Being a sex worker who doesn’t disclose their transgender status is a minefield, and it’s one I have to navigate every day. The trials workers like me face range from navigating transphobic workplaces and colleagues to selling sex to people who would likely not be happy if they knew our truth.
I began doing sex work a few months after I had sex reassignment surgery. I entered sex work for fairly typical reasons: poor mental health, poor physical health following my operation, and the resulting need to make money without working long hours. I had to choose between advertising myself as a cisgender person or a transgender person. Considering the lack of a profitable market for trans women sex workers who have had sex reassignment surgery, I decided to not disclose my trans history in my sex work, and instead to advertise myself as a cisgender woman.

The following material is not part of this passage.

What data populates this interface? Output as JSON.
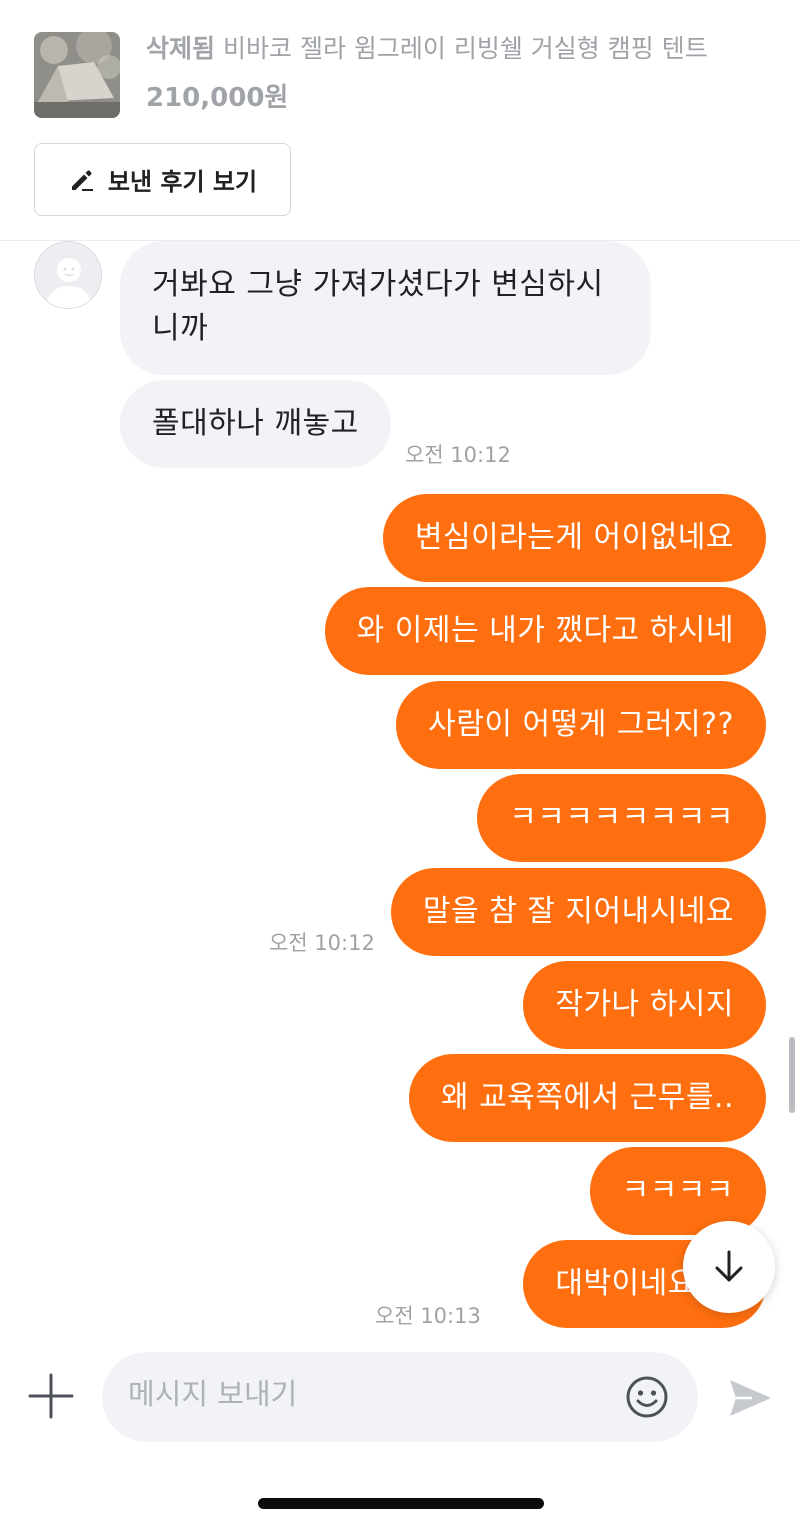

There is a trope that trans people only do sex work in order to “save up for the operation”, but this is not true. Trans people, like everyone else, do sex work for myriad reasons, reasons which are too numerous and diverse to be reduced to one easily digestible motivation. But as a result of this common misconception, people regularly refuse to believe that trans people who have gone through surgical reassignment could still need to enter sex work. Yet our position as a minority group that faces a lot of discrimination in employment and housing doesn’t disappear should we choose to go on the operating table. This reality is a hard one to accept, but it’s our truth—people don’t suddenly start to treat you as human when you have surgery. Our struggles as individuals living under a transphobic society remain regardless of our genitals.
I entered sex work ignorant of the ins-and-outs of the industry. I simply walked into a local place that specialized in the field I felt most comfortable working in and signed up for my first shift. I’ve since been doing sex work without disclosure as a trans woman for a couple of years. I’ve met many sex workers, seen many clients, and managed to succeed at making a living.
There are some close friends who I work with whom I do disclose to and others who I’ve decided will never get to know about my past. Every time I tell someone I have to make absolutely sure they will be okay with it before taking that leap. All it would take is sharing my history with one person who reacts badly, and before I know it my whole client pool could find out, and I could end up in poverty, or worse, dead.